出版社から連絡をもらったとき、最初は断ったんです。正直なところ、公務員が本を出すことはメリットよりもデメリットの方が多い。しかし、これまでは“組織の中の個人”でよかったものが、それだけでは通用しない時代になってきた。さらに今後は、個人が組織と対等に向き合って、助け合わないといけないようになってくる。その過渡期にいて、苦しんでいる人たちが、自治体だけでなく企業にも多くいると思うんです。そんな人たちに、「可能性はたくさんあるし、私のように普通の人でも頑張れる」ということを知ってもらい、それがエールになるならば……と出版を決めました。大変なことも多かったですが、今のところ私は元気に生きていますから、その点でも勇気づけることができたのではないかと(笑)。

また、特に公務員の仲間達には“義”を忘れないでほしい、と伝えたいですね。私たちは、税金を納めてくれた人のおかげで、給料をもらっています。そこにはきっと「社会や未来を良くしてほしい」という願いが込められている。だから、何か行動を起こすときには、“社会のために、未来のために”という視点を持って挑戦してほしいと思います。
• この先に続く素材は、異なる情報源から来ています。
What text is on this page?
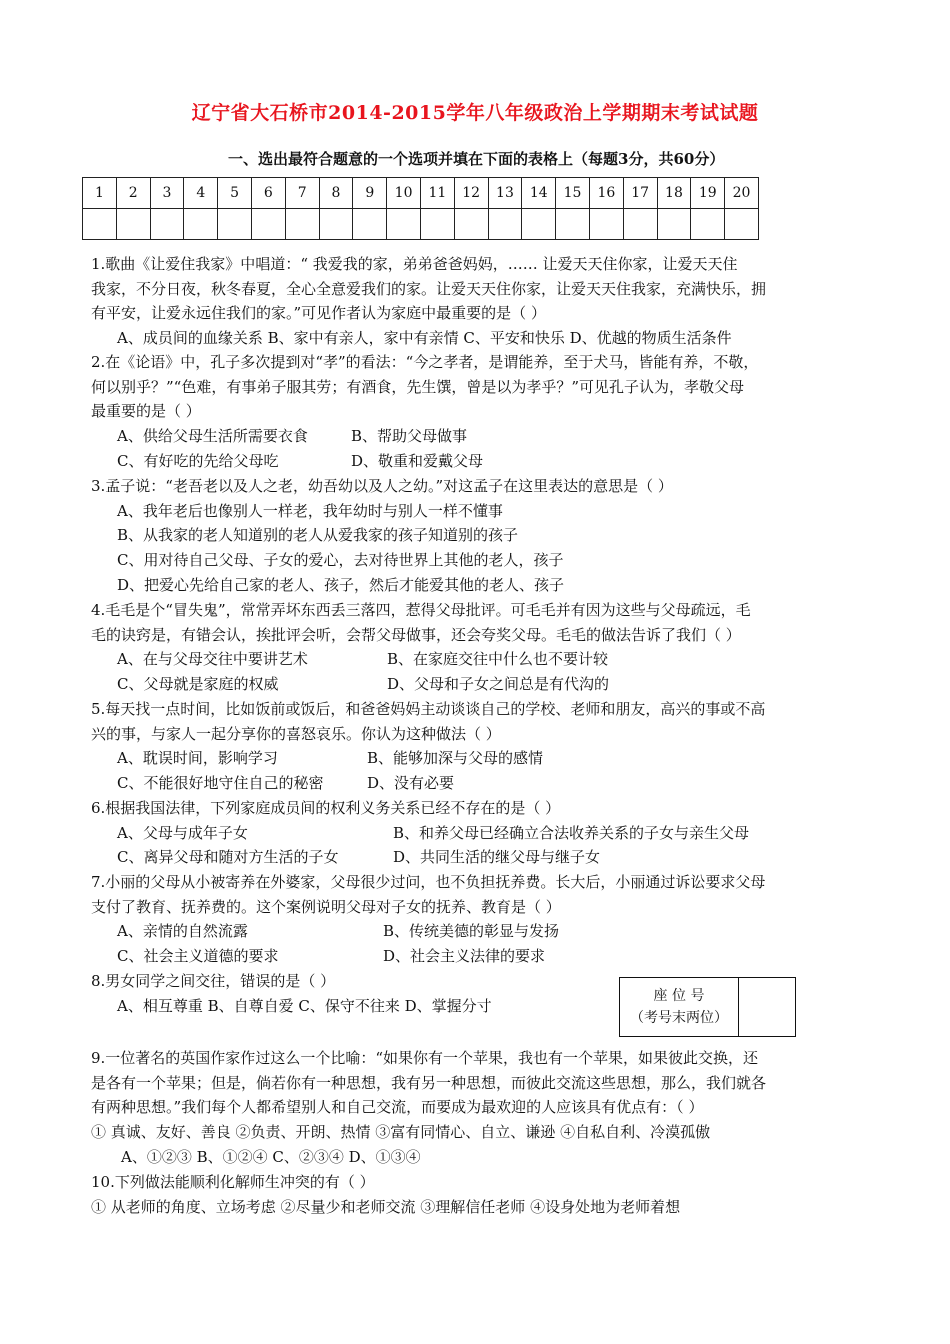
辽宁省大石桥市2014-2015学年八年级政治上学期期末考试试题
一、选出最符合题意的一个选项并填在下面的表格上（每题3分，共60分）
1	2	3	4	5	6	7	8	9	10	11	12	13	14	15	16	17	18	19	20

1.歌曲《让爱住我家》中唱道：“ 我爱我的家，弟弟爸爸妈妈，…… 让爱天天住你家，让爱天天住
我家，不分日夜，秋冬春夏，全心全意爱我们的家。让爱天天住你家，让爱天天住我家，充满快乐，拥
有平安，让爱永远住我们的家。”可见作者认为家庭中最重要的是（ ）
A、成员间的血缘关系 B、家中有亲人，家中有亲情 C、平安和快乐 D、优越的物质生活条件
2.在《论语》中，孔子多次提到对“孝”的看法：“今之孝者，是谓能养，至于犬马，皆能有养，不敬，
何以别乎？”“色难，有事弟子服其劳；有酒食，先生馔，曾是以为孝乎？”可见孔子认为，孝敬父母
最重要的是（ ）
A、供给父母生活所需要衣食	B、帮助父母做事
C、有好吃的先给父母吃	D、敬重和爱戴父母
3.孟子说：“老吾老以及人之老，幼吾幼以及人之幼。”对这孟子在这里表达的意思是（ ）
A、我年老后也像别人一样老，我年幼时与别人一样不懂事
B、从我家的老人知道别的老人从爱我家的孩子知道别的孩子
C、用对待自己父母、子女的爱心，去对待世界上其他的老人，孩子
D、把爱心先给自己家的老人、孩子，然后才能爱其他的老人、孩子
4.毛毛是个“冒失鬼”，常常弄坏东西丢三落四，惹得父母批评。可毛毛并有因为这些与父母疏远，毛
毛的诀窍是，有错会认，挨批评会听，会帮父母做事，还会夸奖父母。毛毛的做法告诉了我们（ ）
A、在与父母交往中要讲艺术	B、在家庭交往中什么也不要计较
C、父母就是家庭的权威	D、父母和子女之间总是有代沟的
5.每天找一点时间，比如饭前或饭后，和爸爸妈妈主动谈谈自己的学校、老师和朋友，高兴的事或不高
兴的事，与家人一起分享你的喜怒哀乐。你认为这种做法（ ）
A、耽误时间，影响学习	B、能够加深与父母的感情
C、不能很好地守住自己的秘密	D、没有必要
6.根据我国法律，下列家庭成员间的权利义务关系已经不存在的是（ ）
A、父母与成年子女	B、和养父母已经确立合法收养关系的子女与亲生父母
C、离异父母和随对方生活的子女	D、共同生活的继父母与继子女
7.小丽的父母从小被寄养在外婆家，父母很少过问，也不负担抚养费。长大后，小丽通过诉讼要求父母
支付了教育、抚养费的。这个案例说明父母对子女的抚养、教育是（ ）
A、亲情的自然流露	B、传统美德的彰显与发扬
C、社会主义道德的要求	D、社会主义法律的要求
8.男女同学之间交往，错误的是（ ）
A、相互尊重 B、自尊自爱 C、保守不往来 D、掌握分寸
座 位 号
（考号末两位）

9.一位著名的英国作家作过这么一个比喻：“如果你有一个苹果，我也有一个苹果，如果彼此交换，还
是各有一个苹果；但是，倘若你有一种思想，我有另一种思想，而彼此交流这些思想，那么，我们就各
有两种思想。”我们每个人都希望别人和自己交流，而要成为最欢迎的人应该具有优点有：（ ）
① 真诚、友好、善良 ②负责、开朗、热情 ③富有同情心、自立、谦逊 ④自私自利、冷漠孤傲
A、①②③ B、①②④ C、②③④ D、①③④
10.下列做法能顺利化解师生冲突的有（ ）
① 从老师的角度、立场考虑 ②尽量少和老师交流 ③理解信任老师 ④设身处地为老师着想
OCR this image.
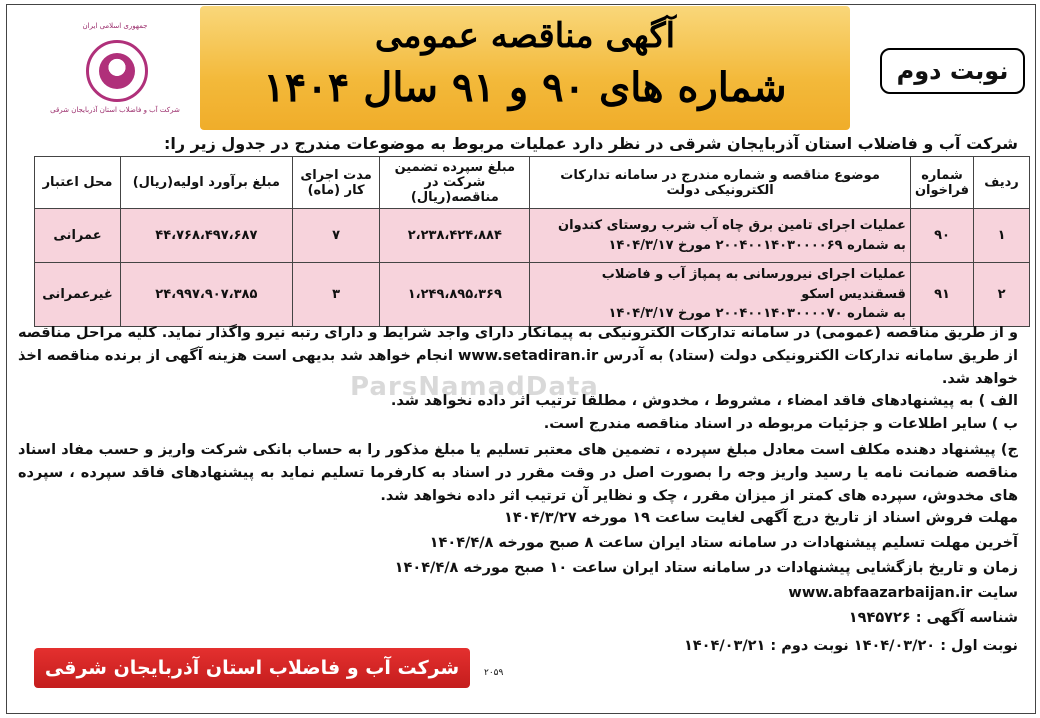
آگهی مناقصه عمومی
شماره های ۹۰ و ۹۱ سال ۱۴۰۴	نوبت دوم
جمهوری اسلامی ایران
شرکت آب و فاضلاب استان آذربایجان شرقی
شرکت آب و فاضلاب استان آذربایجان شرقی در نظر دارد عملیات مربوط به موضوعات مندرج در جدول زیر را:
ردیف	شماره فراخوان	موضوع مناقصه و شماره مندرج در سامانه تدارکات الکترونیکی دولت	مبلغ سپرده تضمین شرکت در مناقصه(ریال)	مدت اجرای کار (ماه)	مبلغ برآورد اولیه(ریال)	محل اعتبار
۱	۹۰	عملیات اجرای تامین برق چاه آب شرب روستای کندوان
به شماره ۲۰۰۴۰۰۱۴۰۳۰۰۰۰۶۹ مورخ ۱۴۰۴/۳/۱۷	۲،۲۳۸،۴۲۴،۸۸۴	۷	۴۴،۷۶۸،۴۹۷،۶۸۷	عمرانی
۲	۹۱	عملیات اجرای نیرورسانی به پمپاژ آب و فاضلاب قسقندیس اسکو
به شماره ۲۰۰۴۰۰۱۴۰۳۰۰۰۰۷۰ مورخ ۱۴۰۴/۳/۱۷	۱،۲۴۹،۸۹۵،۳۶۹	۳	۲۴،۹۹۷،۹۰۷،۳۸۵	غیرعمرانی
و از طریق مناقصه (عمومی) در سامانه تدارکات الکترونیکی به پیمانکار دارای واجد شرایط و دارای رتبه نیرو واگذار نماید. کلیه مراحل مناقصه از طریق سامانه تدارکات الکترونیکی دولت (ستاد) به آدرس www.setadiran.ir انجام خواهد شد بدیهی است هزینه آگهی از برنده مناقصه اخذ خواهد شد.
الف ) به پیشنهادهای فاقد امضاء ، مشروط ، مخدوش ، مطلقا ترتیب اثر داده نخواهد شد.
ب ) سایر اطلاعات و جزئیات مربوطه در اسناد مناقصه مندرج است.
ج) پیشنهاد دهنده مکلف است معادل مبلغ سپرده ، تضمین های معتبر تسلیم یا مبلغ مذکور را به حساب بانکی شرکت واریز و حسب مفاد اسناد مناقصه ضمانت نامه یا رسید واریز وجه را بصورت اصل در وقت مقرر در اسناد به کارفرما تسلیم نماید به پیشنهادهای فاقد سپرده ، سپرده های مخدوش، سپرده های کمتر از میزان مقرر ، چک و نظایر آن ترتیب اثر داده نخواهد شد.
مهلت فروش اسناد از تاریخ درج آگهی لغایت ساعت ۱۹ مورخه ۱۴۰۴/۳/۲۷
آخرین مهلت تسلیم پیشنهادات در سامانه ستاد ایران ساعت ۸ صبح مورخه ۱۴۰۴/۴/۸
زمان و تاریخ بازگشایی پیشنهادات در سامانه ستاد ایران ساعت ۱۰ صبح مورخه ۱۴۰۴/۴/۸
سایت www.abfaazarbaijan.ir
شناسه آگهی : ۱۹۴۵۷۲۶
نوبت اول : ۱۴۰۴/۰۳/۲۰ نوبت دوم : ۱۴۰۴/۰۳/۲۱
شرکت آب و فاضلاب استان آذربایجان شرقی	۲۰۵۹
ParsNamadData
私も“義”を常に持ち続け、たとえバカにされても、批判されても、一歩ずつでも前に進んでいく覚悟です。皆さんも、ともに先人達の願いや祈りのバトンを、未来につないでいきましょう。

「きっと未来はより良くなる!!」。
 

現在、“宇宙×地方創生”の取り組みを「宇宙航空研究開発機構(JAXA)」と連携し、進めている。